Theresa May’s calls for the country to come together over Brexit have at last been heeded. A new YouGov poll shows the extent to which the country is now united over Brexit: 73 per cent of us think it’s going badly. 85 per cent of Remainers and 71 per cent of Leavers think the Brexit talks are in a mess.
Johnson ranged widely and indiscreetly over the whole of British foreign policy, opining on Donald Trump, relations with China and what to do about Vladimir Putin. For the most part, while his remarks aren’t helpful to see in print next to the name of the Foreign Secretary, they aren’t new.
More substantial are his complaints about Brexit, and his warning that it is in danger of not being “the one we want”, but instead becoming a Brexit in which the United Kingdom remains within the European Union’s regulatory and customs orbit.
And he’s right, of course. Yesterday saw the publication of the government’s draft proposal for customs post-Brexit. There is a lot of technical detail but the only section that really matters is the following:
“In determining the future customs relationship with the EU, the UK has been clear on the need to protect the Belfast (Good Friday) Agreement in all its parts, including that there will be no hard border between Northern Ireland and Ireland, and no physical infrastructure or related checks and controls. Upholding these commitments requires a joint solution on both customs, which is addressed in this paper, and an approach on regulatory standards, which will also need to be addressed.”
In plain English: the United Kingdom has committed to no border infrastructure on the island of Ireland, which means regulatory and customs alignment. It means a Brexit that keeps the United Kingdom close to the European Union on a suite of issues and severely limits the United Kingdom’s post-Brexit freedom of action.
But that was clear the moment that Vote Leave – not the government, nor pesky Remainers, nor the European Union; but Vote Leave – said that after Brexit the Irish border would be as “free-flowing as it is is today”, and used the then secretary of state for Northern Ireland, Theresa Villiers, to do so.
There are a number of objections you can raise to Johnson’s contention that the Irish border is a small issue, a tail that is wagging the dog in his charming phrase. But at least it comes close to acknowledging the real trade-off, which is that either you decide the Irish settlement is worth preserving in its current form or you decide that regulatory freedom after Brexit comes first.

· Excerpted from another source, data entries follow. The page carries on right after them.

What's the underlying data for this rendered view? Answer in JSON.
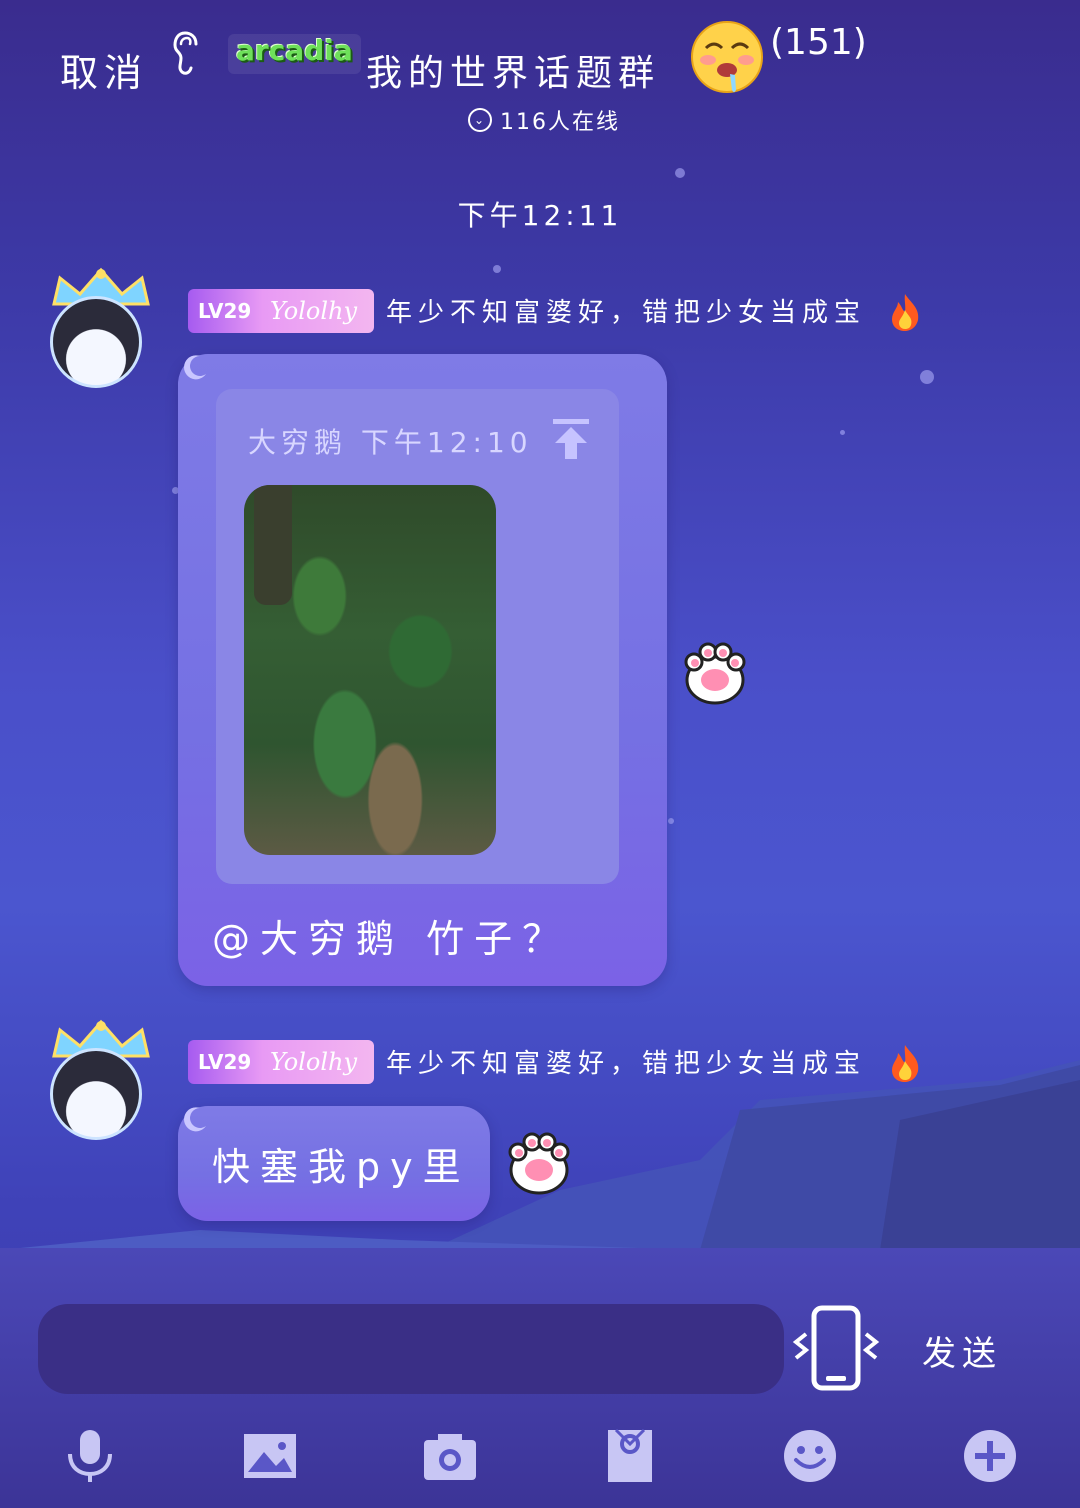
{
  "header": {
    "cancel_label": "取消",
    "logo_text": "arcadia",
    "group_title": "我的世界话题群",
    "member_count": "(151)",
    "online_text": "116人在线"
  },
  "timestamp": "下午12:11",
  "messages": [
    {
      "level": "LV29",
      "username": "Yololhy",
      "signature": "年少不知富婆好，错把少女当成宝",
      "reply": {
        "author_time": "大穷鹅 下午12:10"
      },
      "text": "@大穷鹅 竹子？"
    },
    {
      "level": "LV29",
      "username": "Yololhy",
      "signature": "年少不知富婆好，错把少女当成宝",
      "text": "快塞我py里"
    }
  ],
  "composer": {
    "input_value": "",
    "send_label": "发送"
  },
  "toolbar": [
    "microphone-icon",
    "image-icon",
    "camera-icon",
    "gift-box-icon",
    "emoji-face-icon",
    "plus-icon"
  ],
  "colors": {
    "badge": "#a65bf0",
    "bubble": "#7f7be6",
    "input_bg": "#3a2f86"
  }
}
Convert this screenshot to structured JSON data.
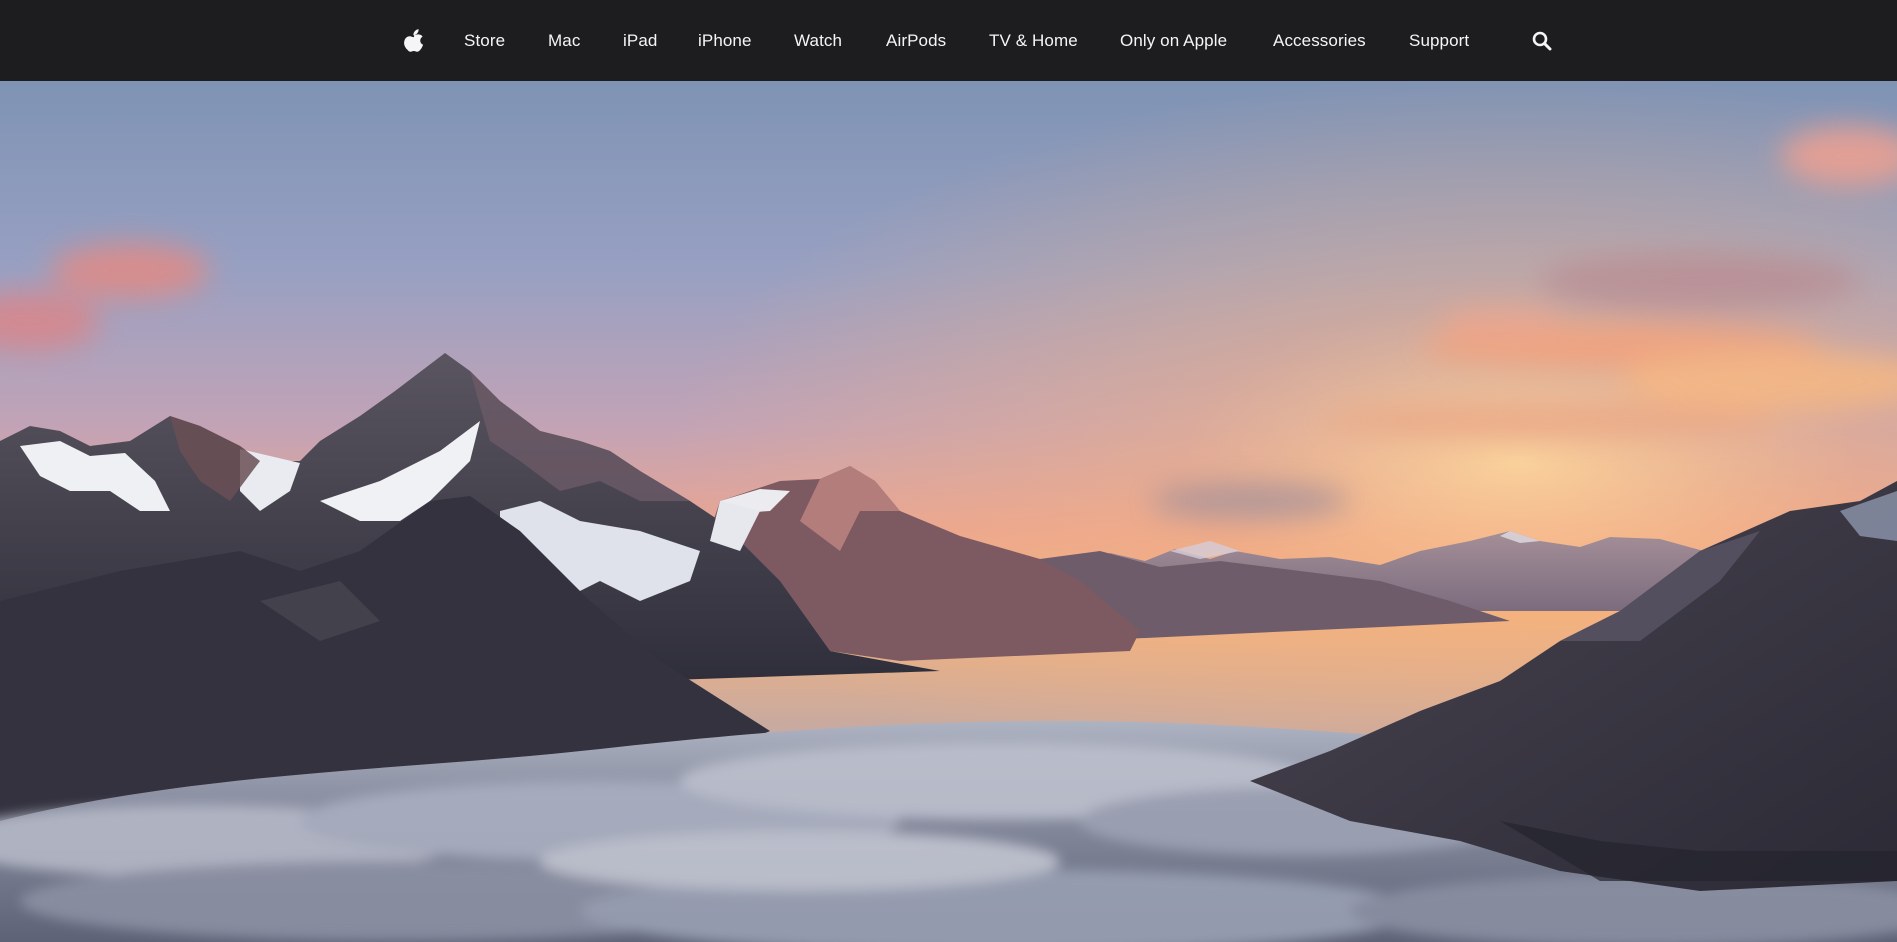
{
  "nav": {
    "items": [
      {
        "label": "Store"
      },
      {
        "label": "Mac"
      },
      {
        "label": "iPad"
      },
      {
        "label": "iPhone"
      },
      {
        "label": "Watch"
      },
      {
        "label": "AirPods"
      },
      {
        "label": "TV & Home"
      },
      {
        "label": "Only on Apple"
      },
      {
        "label": "Accessories"
      },
      {
        "label": "Support"
      }
    ],
    "apple_icon": "apple-logo-icon",
    "search_icon": "search-icon"
  },
  "hero": {
    "image": "mountain-sunrise-above-clouds"
  },
  "colors": {
    "nav_background": "#1d1d1f",
    "nav_text": "#f5f5f7"
  }
}
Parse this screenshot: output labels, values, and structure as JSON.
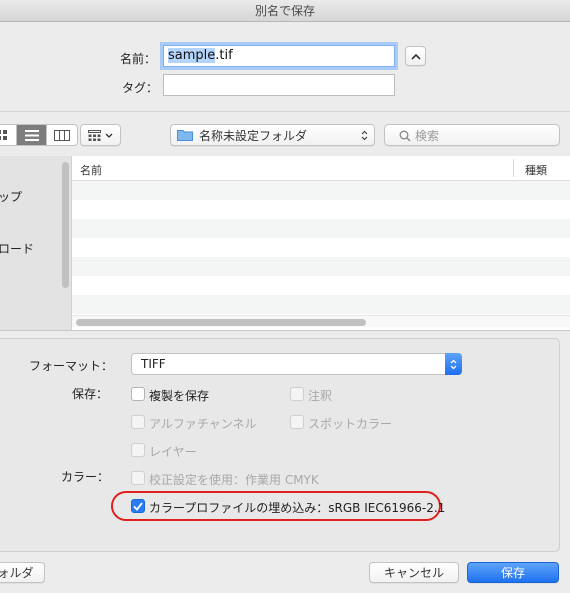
{
  "window": {
    "title": "別名で保存"
  },
  "save_as": {
    "name_label": "名前：",
    "name_value_selected": "sample",
    "name_value_ext": ".tif",
    "tag_label": "タグ：",
    "tag_value": ""
  },
  "toolbar": {
    "location": "名称未設定フォルダ",
    "search_placeholder": "検索"
  },
  "sidebar": {
    "items": [
      "ップ",
      "ロード"
    ]
  },
  "filelist": {
    "col_name": "名前",
    "col_kind": "種類"
  },
  "options": {
    "format_label": "フォーマット：",
    "format_value": "TIFF",
    "save_label": "保存：",
    "color_label": "カラー：",
    "checkboxes": {
      "copy": "複製を保存",
      "notes": "注釈",
      "alpha": "アルファチャンネル",
      "spot": "スポットカラー",
      "layers": "レイヤー",
      "proof": "校正設定を使用：作業用 CMYK",
      "embed_profile": "カラープロファイルの埋め込み：sRGB IEC61966-2.1"
    }
  },
  "footer": {
    "new_folder": "ォルダ",
    "cancel": "キャンセル",
    "save": "保存"
  },
  "colors": {
    "accent": "#1f71f0",
    "highlight_ring": "#e0201c"
  }
}
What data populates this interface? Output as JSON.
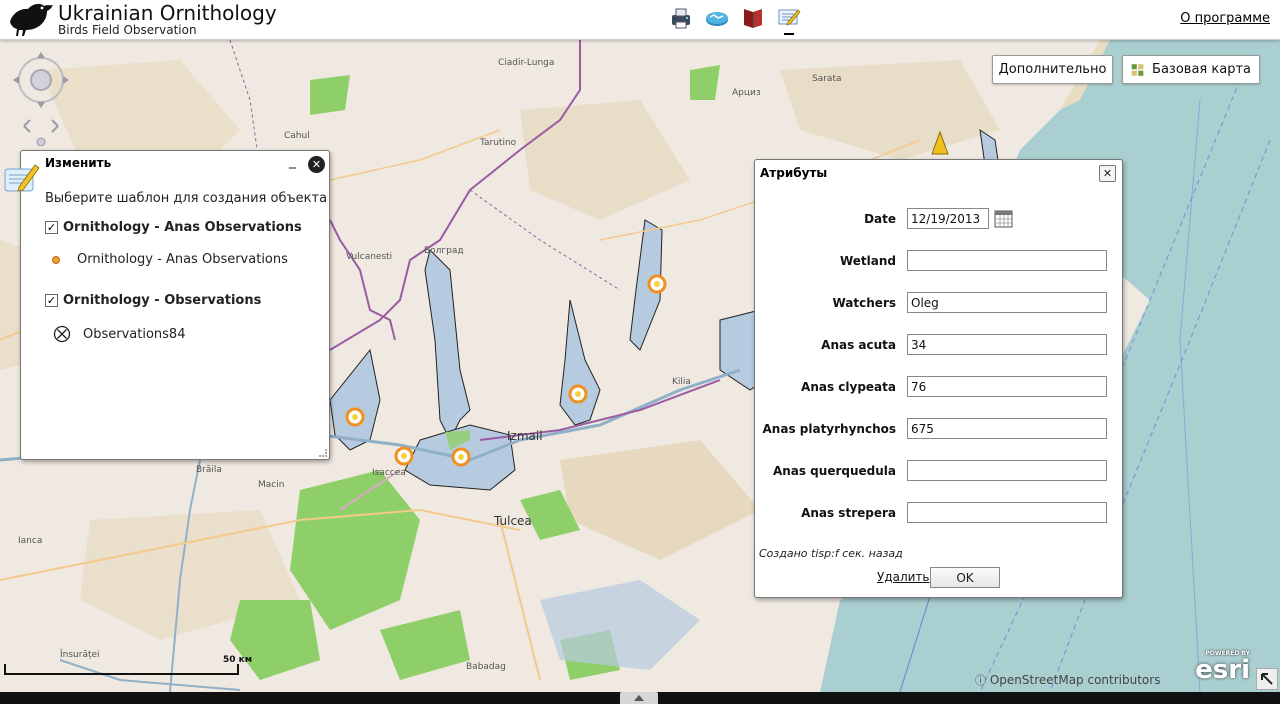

But Brexiteers have never taken that seriously, just as in the main most Brexiteers at Westminster and in the press have never taken Brexit seriously. Yesterday’s back-and-forth about the border fallback and the need for it to be time-limited is a case in point: a fallback is, by definition, not time-limited but limited only by the question of when the fallback is no longer necessary. If you are renting a home after selling one to buy another, you don’t bind yourself to ending your tenancy by a random date, but by the one on which you are able to move into your new home. The Brexiteer objection is just not serious.
And to be bought off by a guarantee that the government “expects” the fallback to end no later than 2021 is not serious either. I expect my train to work to arrive at the advertised time, but it doesn’t mean it will happen.
Then you have the continual calling to “plan for no deal”, with no engagement as to what that would even mean – no panic over the compulsory purchases nor the increased Whitehall head count necessary to make it work, and so on. The reason why Brexit is not working is that the Brexit elite are not serious. They have never taken the process seriously and have never seriously tried to make Brexit work. And if they want to blame someone for the way Brexit is working out, they need to look not to Downing Street, nor Remainers, nor the EU27; but to a mirror.